Transcript to the Hot Globe Interview with Amory Lovins, the World's Most Pragmatic Climate Visionary:
"Applied Hope," The positive impact of the Ukraine War, Radical energy efficiency, The New LNG battle, and a take-down of nuclear power for those who should know better
First, thanks to so many Hot Globe free- and new subscribers for Upgrading to Paid with our end of 2023 appeal, “It’s a Wild and Wonderful World.” That’s what makes Hot Globe’s unusual interviews and climate analysis possible. Here’s a chance to start the New Year feeling good:
Next week we return to Lahaina, Maui, Hawaii, for an optimistic message for the new year from the brilliant, encyclopedic and irrepressible official archeologist of the Island, Dr. Janet Six.
But many of you wanted to read the transcript of our talk with Amory Lovins, co-founder of the Rocky Mountain Institute and a climate visionary whose ideas are now widely adopted throughout the world. If you want to change the future, it is pretty much helpful to check in with Lovins first. So here’s the transcript. (I mean, who has time to view a 30 minute video, unless it’s Succession or White Lotus!)
Amory Lovins in his “radically efficient” house in Old Snowmass, Colorado, 2200m feet up, where this winter he enjoyed his 42nd consecutive crop of bananas in the enclosed solarium behind him.

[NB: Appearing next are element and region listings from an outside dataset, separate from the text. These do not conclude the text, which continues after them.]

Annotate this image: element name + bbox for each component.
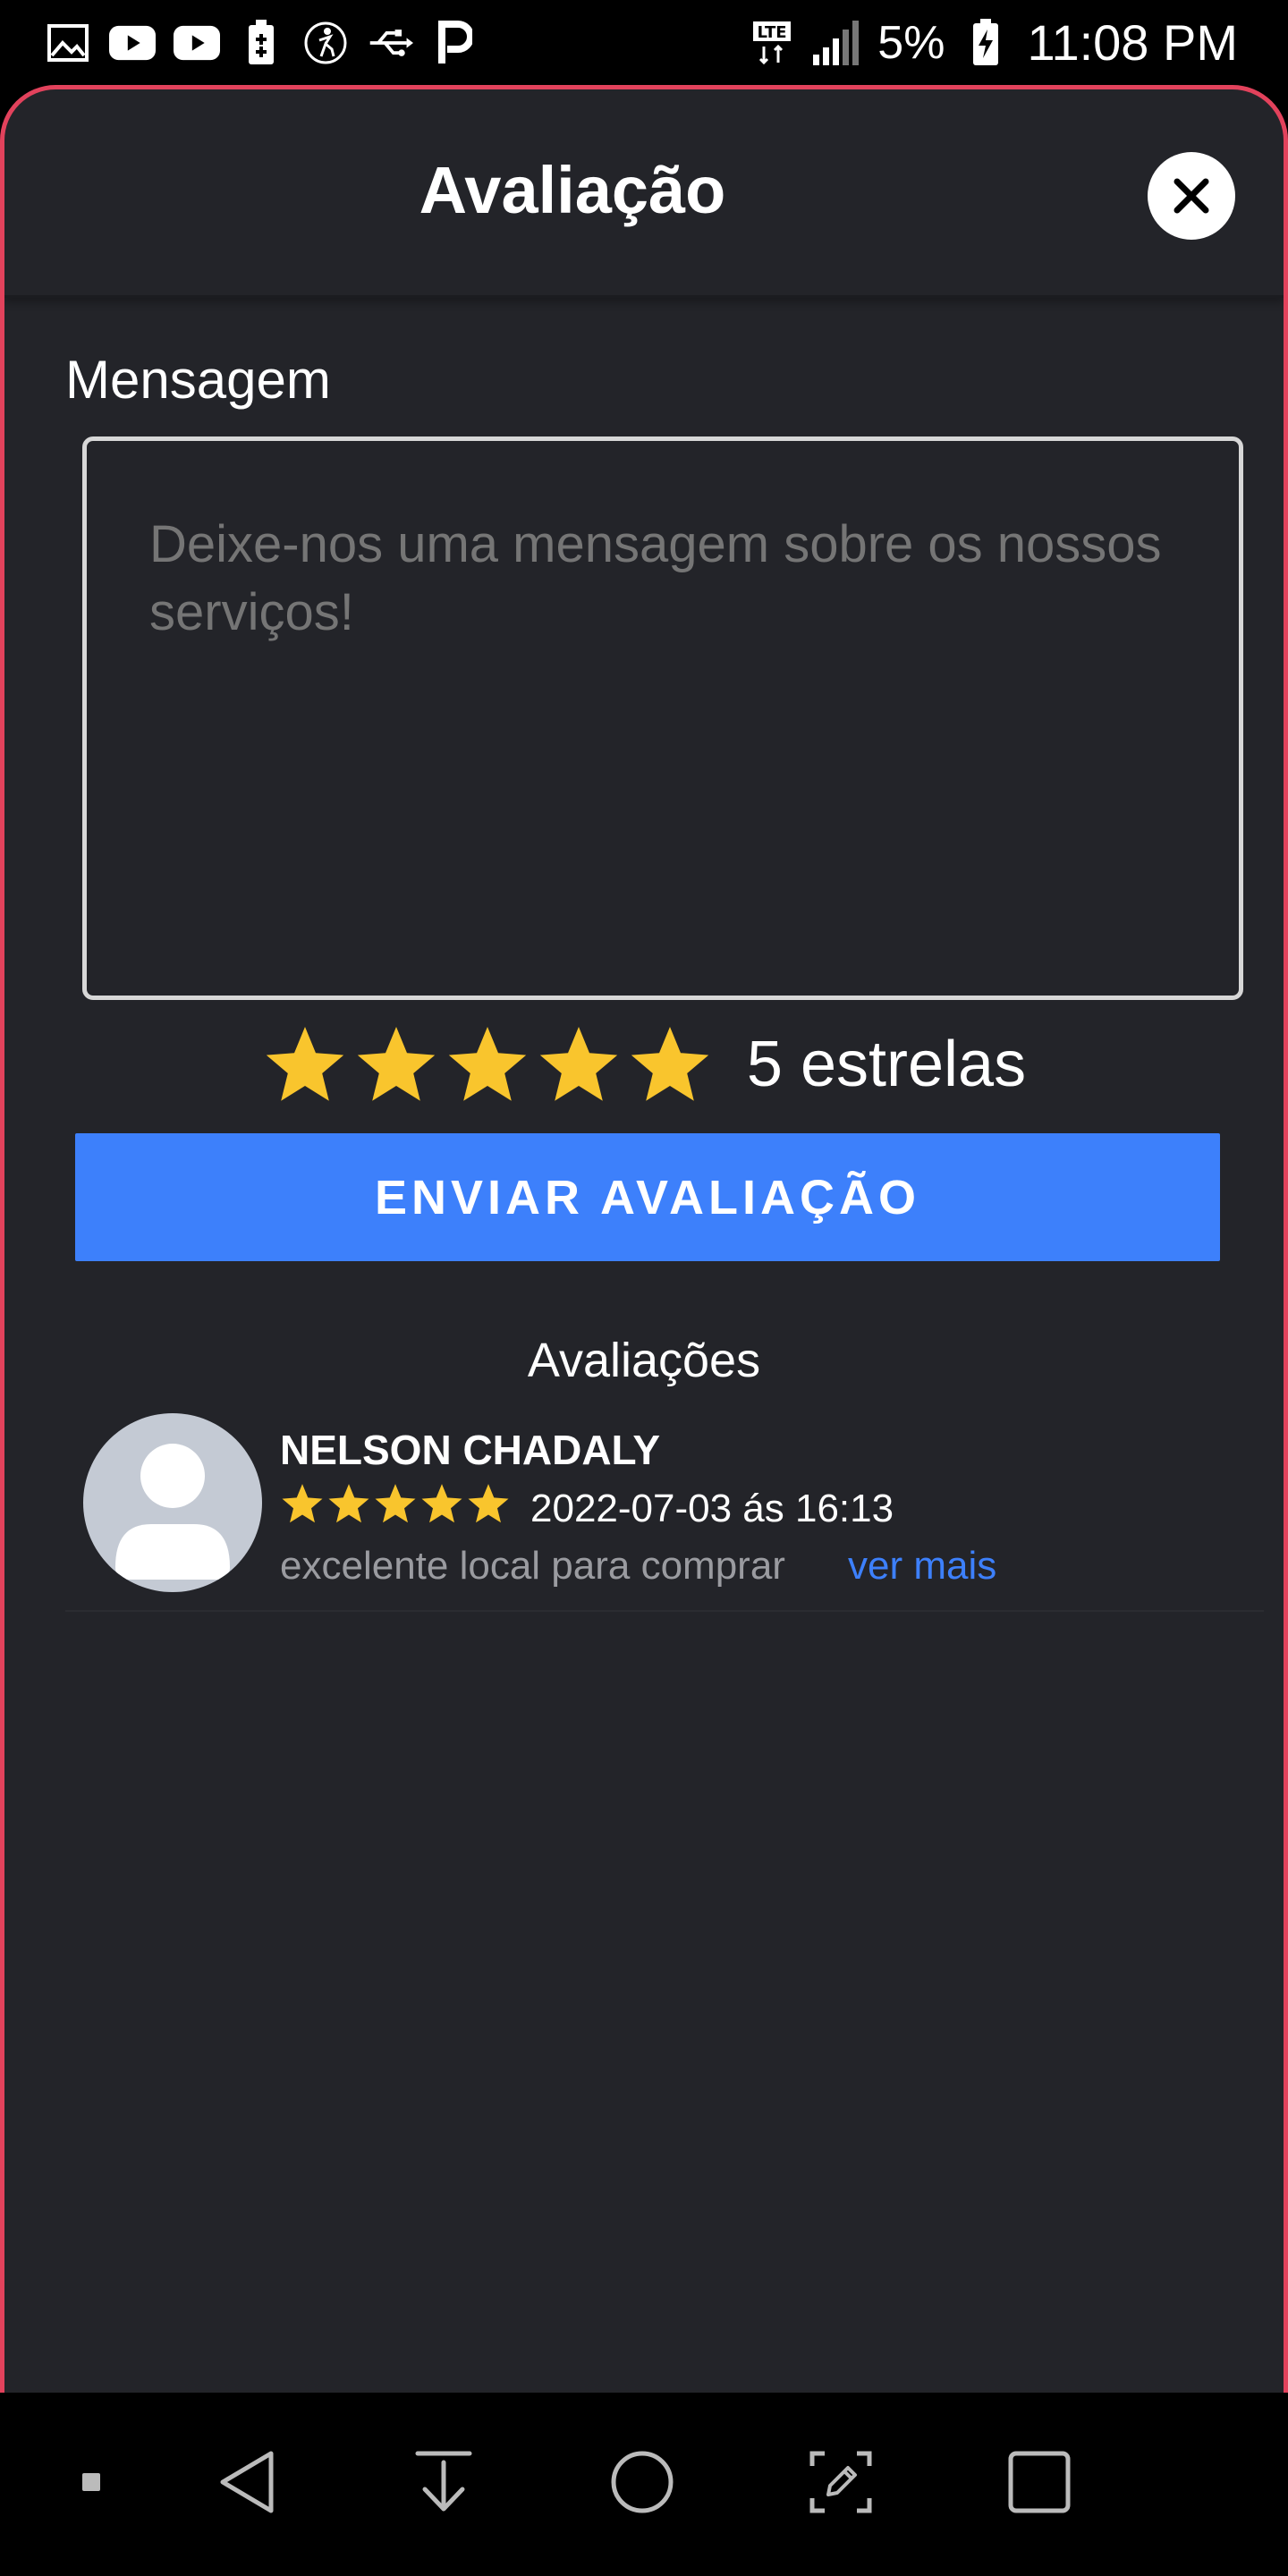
star-icon [282,1484,323,1523]
reviews-title: Avaliações [527,1334,761,1387]
dot-icon [82,2473,100,2491]
star-3-icon[interactable] [445,1021,530,1107]
network-label: LTE [758,23,787,42]
back-icon [220,2451,274,2513]
rating-selector: 5 estrelas [4,1011,1284,1118]
rating-text: 5 estrelas [746,1029,1027,1100]
battery-percent: 5% [877,16,945,69]
review-modal: Avaliação Mensagem 5 estrelas ENVIAR AVA… [0,85,1288,2393]
home-icon [611,2451,674,2513]
close-button[interactable] [1148,152,1235,240]
star-5-icon[interactable] [627,1021,713,1107]
review-item: NELSON CHADALY 2022-07-03 ás 16:13 excel… [65,1413,1264,1612]
see-more-link[interactable]: ver mais [848,1544,996,1589]
star-4-icon[interactable] [536,1021,622,1107]
review-stars [280,1481,511,1526]
home-button[interactable] [597,2437,687,2527]
accessibility-icon [302,20,349,66]
clock: 11:08 PM [1027,14,1238,71]
reviewer-name: NELSON CHADALY [280,1427,661,1473]
recents-icon [1008,2451,1071,2513]
battery-charging-icon [962,18,1009,66]
close-icon [1174,178,1209,214]
status-left [45,19,478,66]
modal-header: Avaliação [4,89,1284,298]
edit-screen-icon [809,2451,872,2513]
usb-icon [367,20,413,66]
youtube-icon [174,20,220,66]
recents-button[interactable] [995,2437,1084,2527]
edit-screen-button[interactable] [796,2437,886,2527]
signal-icon [813,20,860,66]
star-1-icon[interactable] [262,1021,348,1107]
youtube-icon [109,20,156,66]
navigation-bar [0,2393,1288,2576]
page-title: Avaliação [419,153,726,227]
lte-icon: LTE [749,20,795,66]
star-icon [421,1484,462,1523]
star-icon [468,1484,509,1523]
status-bar: LTE 5% 11:08 PM [0,0,1288,85]
message-textarea[interactable] [82,436,1243,1000]
download-icon [415,2451,472,2512]
submit-review-button[interactable]: ENVIAR AVALIAÇÃO [75,1133,1220,1261]
review-comment: excelente local para comprar [280,1544,785,1588]
star-icon [328,1484,369,1523]
battery-saver-icon [238,19,284,66]
message-label: Mensagem [65,350,331,410]
dot-button[interactable] [47,2437,136,2527]
status-right: LTE 5% 11:08 PM [749,13,1238,72]
image-icon [45,20,91,66]
download-button[interactable] [399,2437,488,2527]
star-icon [375,1484,416,1523]
user-avatar-icon [115,1444,230,1580]
back-button[interactable] [202,2437,292,2527]
star-2-icon[interactable] [353,1021,439,1107]
p-icon [431,20,478,66]
review-date: 2022-07-03 ás 16:13 [530,1487,894,1530]
avatar [83,1413,262,1592]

HOT GLOBE: Hot Globe here with Amory Lovins. I'm going to say the legendary Amory Lovins, co-founder of the Rocky Mountain Institute, energy consultant to corporations, states and governments, author of Soft Energy Paths, Natural Capitalism with Hunter Lovins and Paul Hawken, and most recently, Reinventing Fire. Amory pretty much invented the energy efficiency revolution.
Amory, to address the climate crisis and decarbonize the world, people talk endlessly about solar, wind, batteries, better grid, but you say saved energy is the world's biggest energy source today.
AMORY LOVINS: Oh, yeah. It's a lot bigger than oil. Of course, the renewables revolution is extraordinary and wonderful. But let's not forget that efficient use is about half the historic decarbonization in the world and at least half of the prospective decarbonization. So we shouldn't forget about the demand side of using all forms of energy efficiently and in a timely fashion. That's generally the cheapest, fastest thing to do. It has its own set of barriers. There’s 60 or 80 obstacles to using energy in a way that saves money, but each one can be turned into a business opportunity.
HOT GLOBE: You've gone from the soft path—energy efficiency, renewables--which was a great concept adopted by the entire world but now you’re ramping it up with the concept of radical energy efficiency--
AMORY LOVINS: Oh, I've been doing radical energy efficiency for about a half century, but particularly now that we figured out and demonstrated it as whole systems for multiple benefits, not as isolated little parts for single benefits. People are starting to realize pretty widely you can do that with buildings, but it turns out you could do the same thing with factories, equipment, vehicles, anything that uses energy and resources. This turns out to make the whole energy efficiency resource several times bigger, but also cheaper and often with increasing returns, just like renewables. That is, the more you buy, the cheaper it gets. So you buy more, so it gets cheaper.
HOT GLOBE: Why haven't we moved on that part of the equation as much? Is it less sexy, not so much ribbon-cutting for the politicians?
AMORY LOVINS: For starters, the only place I know it's taught is by Joel Swisher and me at Stanford. It's not in any standard engineering textbook. It's not in any government forecast or industry forecast or any climate model. So naturally, it hasn't spread nearly as far or fast as it could. And actually, it could probably be spread, I suspect, by images and memes through social media. You don't have to go back to school and learn a bunch of new theory. If you just see how it's done, it becomes obvious. Let me give you a few good examples of how this works. Let's start with what you can see behind me. I'm talking from our passive solar banana farm home and office 2200m up in the Rocky Mountains near Aspen, where it used to go to -44 C, -47 F on occasion. It doesn't anymore, thanks to global weirding, but it's still gets awfully cold here. And we've seen 39 days of continuous midwinter clouds. But banana crop #41 is ripening behind me in a jungle with 100 odd kinds of other tropical plants. And by the way, there's no heating system, and it was cheaper to build. The reason it's cheaper to build is that you save more on construction costs, leaving out the heating system.